3. Breakfast Burritos – my kids LOVE breakfast burritos, and I LOVE making them hot breakfast in the morning. What I don't love is making it all from scratch every single day. Very few moms have time in the morning to be a short-order cook. So I (or my husband) will assembly line style make 4-6 breakfast burritos to freeze for the week. Ours only have eggs and cheese (picky kids – I choose my battles), but you could add salsa, veggies, beans, etc.) Pull out of the freezer, wrap in a damp paper towel, and spend a few minutes on 60% power in the microwave. You've got an instant breakfast that isn't full of sugar or heavily processed carbs.

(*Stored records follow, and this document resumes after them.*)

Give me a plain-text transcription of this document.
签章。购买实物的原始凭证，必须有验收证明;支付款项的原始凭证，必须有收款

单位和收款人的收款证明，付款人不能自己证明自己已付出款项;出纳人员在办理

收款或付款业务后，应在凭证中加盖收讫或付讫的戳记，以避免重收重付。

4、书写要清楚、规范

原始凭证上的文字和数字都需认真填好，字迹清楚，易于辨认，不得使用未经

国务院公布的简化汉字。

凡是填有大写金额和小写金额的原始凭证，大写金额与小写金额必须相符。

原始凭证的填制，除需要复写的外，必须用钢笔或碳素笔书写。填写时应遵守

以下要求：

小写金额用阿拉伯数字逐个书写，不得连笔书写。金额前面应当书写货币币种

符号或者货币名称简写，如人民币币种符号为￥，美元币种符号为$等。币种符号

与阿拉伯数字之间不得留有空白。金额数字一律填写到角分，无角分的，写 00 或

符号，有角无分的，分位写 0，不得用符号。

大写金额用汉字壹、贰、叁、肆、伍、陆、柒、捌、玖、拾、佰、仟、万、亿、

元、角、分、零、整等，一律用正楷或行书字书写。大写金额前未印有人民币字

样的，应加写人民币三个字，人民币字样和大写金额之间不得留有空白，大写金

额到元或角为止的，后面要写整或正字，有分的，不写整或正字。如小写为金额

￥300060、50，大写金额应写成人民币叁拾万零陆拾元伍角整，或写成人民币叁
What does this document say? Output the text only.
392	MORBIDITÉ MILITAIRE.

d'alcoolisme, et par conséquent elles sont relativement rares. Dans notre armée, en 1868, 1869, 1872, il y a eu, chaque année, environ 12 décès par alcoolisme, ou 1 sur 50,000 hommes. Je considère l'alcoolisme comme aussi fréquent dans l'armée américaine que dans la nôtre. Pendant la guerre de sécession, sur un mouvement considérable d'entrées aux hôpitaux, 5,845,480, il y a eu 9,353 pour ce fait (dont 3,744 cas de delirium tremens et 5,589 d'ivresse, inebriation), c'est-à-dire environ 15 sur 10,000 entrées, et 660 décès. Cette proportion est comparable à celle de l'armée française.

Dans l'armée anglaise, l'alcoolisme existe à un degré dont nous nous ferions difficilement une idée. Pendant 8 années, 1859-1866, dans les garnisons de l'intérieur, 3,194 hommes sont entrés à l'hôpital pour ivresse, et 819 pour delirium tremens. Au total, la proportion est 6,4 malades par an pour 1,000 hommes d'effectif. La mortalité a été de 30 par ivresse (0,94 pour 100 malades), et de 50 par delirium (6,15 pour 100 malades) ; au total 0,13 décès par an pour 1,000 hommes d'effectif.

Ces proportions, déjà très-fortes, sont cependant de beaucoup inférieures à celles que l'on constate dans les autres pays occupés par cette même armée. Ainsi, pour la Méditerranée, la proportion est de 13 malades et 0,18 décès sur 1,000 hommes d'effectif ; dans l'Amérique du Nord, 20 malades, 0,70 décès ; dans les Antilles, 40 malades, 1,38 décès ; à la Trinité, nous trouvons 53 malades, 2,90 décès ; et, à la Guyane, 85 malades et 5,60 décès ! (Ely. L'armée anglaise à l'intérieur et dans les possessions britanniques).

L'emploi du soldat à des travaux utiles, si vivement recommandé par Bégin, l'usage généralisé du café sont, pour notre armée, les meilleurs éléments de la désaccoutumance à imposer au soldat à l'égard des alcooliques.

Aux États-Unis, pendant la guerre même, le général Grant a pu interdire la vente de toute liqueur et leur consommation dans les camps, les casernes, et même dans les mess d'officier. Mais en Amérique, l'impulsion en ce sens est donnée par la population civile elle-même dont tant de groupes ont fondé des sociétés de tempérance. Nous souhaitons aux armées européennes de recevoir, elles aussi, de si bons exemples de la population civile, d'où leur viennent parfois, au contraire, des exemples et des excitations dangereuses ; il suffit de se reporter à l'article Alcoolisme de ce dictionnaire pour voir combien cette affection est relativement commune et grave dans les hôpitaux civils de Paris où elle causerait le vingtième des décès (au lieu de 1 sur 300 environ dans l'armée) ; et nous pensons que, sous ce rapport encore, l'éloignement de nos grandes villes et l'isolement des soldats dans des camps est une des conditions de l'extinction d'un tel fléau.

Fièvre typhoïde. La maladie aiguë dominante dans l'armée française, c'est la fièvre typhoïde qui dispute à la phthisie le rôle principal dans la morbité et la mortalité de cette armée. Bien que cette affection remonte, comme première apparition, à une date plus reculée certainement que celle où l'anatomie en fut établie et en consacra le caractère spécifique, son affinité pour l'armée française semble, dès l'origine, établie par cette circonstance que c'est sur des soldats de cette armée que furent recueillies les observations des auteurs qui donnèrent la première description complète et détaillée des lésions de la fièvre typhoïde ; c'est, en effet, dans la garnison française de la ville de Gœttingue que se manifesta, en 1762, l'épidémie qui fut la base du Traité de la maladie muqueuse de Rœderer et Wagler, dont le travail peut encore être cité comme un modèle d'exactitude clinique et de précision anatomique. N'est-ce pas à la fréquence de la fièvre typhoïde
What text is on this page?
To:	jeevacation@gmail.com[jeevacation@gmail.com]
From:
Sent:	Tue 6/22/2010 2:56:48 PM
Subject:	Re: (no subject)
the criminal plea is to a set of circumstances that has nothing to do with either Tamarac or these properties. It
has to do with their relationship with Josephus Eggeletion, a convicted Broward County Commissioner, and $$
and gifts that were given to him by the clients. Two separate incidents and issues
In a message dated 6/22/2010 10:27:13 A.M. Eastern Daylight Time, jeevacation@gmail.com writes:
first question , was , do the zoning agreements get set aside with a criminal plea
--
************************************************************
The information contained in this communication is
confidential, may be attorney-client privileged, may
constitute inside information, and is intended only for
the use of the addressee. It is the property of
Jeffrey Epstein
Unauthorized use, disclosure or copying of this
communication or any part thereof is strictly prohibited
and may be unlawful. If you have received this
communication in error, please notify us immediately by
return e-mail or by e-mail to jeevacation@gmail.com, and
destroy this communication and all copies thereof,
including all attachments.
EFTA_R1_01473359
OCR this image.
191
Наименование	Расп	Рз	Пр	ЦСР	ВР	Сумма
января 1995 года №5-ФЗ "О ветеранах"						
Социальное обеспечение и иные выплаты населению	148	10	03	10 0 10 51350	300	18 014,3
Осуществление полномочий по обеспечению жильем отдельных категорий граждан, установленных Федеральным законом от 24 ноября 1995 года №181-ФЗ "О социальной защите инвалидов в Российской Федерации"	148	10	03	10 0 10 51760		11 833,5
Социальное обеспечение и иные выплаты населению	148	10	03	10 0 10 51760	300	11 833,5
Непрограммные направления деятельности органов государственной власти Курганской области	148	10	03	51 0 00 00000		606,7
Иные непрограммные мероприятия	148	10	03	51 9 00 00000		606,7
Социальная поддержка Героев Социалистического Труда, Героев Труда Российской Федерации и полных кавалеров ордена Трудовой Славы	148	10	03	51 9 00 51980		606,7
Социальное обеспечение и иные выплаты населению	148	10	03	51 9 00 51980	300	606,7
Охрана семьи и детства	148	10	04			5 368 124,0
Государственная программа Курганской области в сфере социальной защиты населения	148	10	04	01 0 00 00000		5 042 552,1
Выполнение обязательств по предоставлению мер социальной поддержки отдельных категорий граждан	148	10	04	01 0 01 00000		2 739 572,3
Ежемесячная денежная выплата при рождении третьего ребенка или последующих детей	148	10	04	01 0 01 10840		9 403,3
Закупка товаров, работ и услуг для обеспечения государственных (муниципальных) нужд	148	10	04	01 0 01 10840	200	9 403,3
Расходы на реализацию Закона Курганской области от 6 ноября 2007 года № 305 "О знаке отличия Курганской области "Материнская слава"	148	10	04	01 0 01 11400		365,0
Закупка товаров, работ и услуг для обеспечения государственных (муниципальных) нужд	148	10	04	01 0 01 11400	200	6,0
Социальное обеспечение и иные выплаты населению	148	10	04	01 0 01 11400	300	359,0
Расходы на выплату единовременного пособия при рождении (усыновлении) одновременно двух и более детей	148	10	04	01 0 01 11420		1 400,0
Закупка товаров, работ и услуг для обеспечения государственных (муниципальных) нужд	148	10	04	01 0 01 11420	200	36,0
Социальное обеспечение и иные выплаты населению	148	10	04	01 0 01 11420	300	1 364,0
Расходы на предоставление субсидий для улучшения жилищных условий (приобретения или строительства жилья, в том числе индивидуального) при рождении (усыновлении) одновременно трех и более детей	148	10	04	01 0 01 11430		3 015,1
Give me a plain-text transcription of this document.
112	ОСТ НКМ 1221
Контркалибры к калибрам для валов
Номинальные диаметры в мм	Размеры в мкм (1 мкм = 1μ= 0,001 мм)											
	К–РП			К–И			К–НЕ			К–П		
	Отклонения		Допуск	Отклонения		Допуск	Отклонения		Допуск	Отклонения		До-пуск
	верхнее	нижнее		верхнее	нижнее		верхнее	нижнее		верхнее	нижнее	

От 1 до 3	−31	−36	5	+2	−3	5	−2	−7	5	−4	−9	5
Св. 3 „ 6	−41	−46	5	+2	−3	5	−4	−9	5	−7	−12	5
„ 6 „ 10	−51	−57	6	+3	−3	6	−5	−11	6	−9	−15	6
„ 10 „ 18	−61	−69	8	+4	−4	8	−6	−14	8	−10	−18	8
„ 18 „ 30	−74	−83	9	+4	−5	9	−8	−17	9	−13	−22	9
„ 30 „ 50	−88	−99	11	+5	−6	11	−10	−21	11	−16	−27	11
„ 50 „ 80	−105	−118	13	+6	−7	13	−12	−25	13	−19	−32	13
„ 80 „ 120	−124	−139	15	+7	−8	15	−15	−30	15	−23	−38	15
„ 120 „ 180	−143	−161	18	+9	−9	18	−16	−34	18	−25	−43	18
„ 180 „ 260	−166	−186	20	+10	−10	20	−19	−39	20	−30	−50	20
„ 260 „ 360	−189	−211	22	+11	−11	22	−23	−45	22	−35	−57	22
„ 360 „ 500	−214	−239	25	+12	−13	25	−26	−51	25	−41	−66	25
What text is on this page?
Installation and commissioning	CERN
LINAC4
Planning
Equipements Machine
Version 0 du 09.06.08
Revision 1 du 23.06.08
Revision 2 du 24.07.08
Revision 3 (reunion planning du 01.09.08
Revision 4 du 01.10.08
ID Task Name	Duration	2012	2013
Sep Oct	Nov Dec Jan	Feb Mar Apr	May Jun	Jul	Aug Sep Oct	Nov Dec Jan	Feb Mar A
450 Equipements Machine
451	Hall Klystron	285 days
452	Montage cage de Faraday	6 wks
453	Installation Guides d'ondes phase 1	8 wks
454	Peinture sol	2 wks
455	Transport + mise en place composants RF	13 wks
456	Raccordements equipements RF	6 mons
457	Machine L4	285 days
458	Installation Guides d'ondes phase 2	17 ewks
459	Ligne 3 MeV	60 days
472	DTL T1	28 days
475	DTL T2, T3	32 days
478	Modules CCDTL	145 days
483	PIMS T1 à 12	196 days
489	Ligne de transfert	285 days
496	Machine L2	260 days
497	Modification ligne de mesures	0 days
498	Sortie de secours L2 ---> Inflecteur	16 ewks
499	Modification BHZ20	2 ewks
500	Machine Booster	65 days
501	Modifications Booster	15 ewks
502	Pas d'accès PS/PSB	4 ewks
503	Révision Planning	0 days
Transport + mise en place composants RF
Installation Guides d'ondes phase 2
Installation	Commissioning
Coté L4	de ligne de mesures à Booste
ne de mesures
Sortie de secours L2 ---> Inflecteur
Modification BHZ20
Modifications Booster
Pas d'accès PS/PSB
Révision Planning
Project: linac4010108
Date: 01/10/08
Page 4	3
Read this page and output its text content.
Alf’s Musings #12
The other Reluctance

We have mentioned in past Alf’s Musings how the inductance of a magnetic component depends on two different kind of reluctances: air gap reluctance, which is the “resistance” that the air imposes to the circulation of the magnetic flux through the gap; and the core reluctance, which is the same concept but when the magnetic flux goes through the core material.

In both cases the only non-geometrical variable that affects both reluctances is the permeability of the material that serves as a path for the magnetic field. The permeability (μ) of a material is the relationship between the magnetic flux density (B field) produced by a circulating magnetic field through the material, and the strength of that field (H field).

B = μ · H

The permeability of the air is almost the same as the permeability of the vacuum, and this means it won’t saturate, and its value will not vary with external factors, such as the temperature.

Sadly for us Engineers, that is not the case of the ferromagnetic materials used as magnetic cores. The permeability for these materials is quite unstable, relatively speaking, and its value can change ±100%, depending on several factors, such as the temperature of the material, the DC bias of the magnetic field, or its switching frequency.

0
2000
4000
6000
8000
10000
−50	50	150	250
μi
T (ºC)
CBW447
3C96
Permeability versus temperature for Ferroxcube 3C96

Winning all around.
4. Hard-boiled eggs – this is super quick to do in my Instant Pot, but I don't do it every week, just when I'm in the mood for eggs. But you could because it's 5 minutes on manual with a manual pressure release, and you've got easy peel eggs quicker than you could run to the store and buy some.
None of these things are difficult or time-consuming. They are standard, essential items that are my baseline for success. I'm already ahead of the game if I only have these on hand. Find your baseline and what works for you. And if you've never meal prepped before, pick 1 or 2 things and consistently make those. When those become second nature, add a few more. Meal prep should simplify your life, not add more stress. Don't overthink it!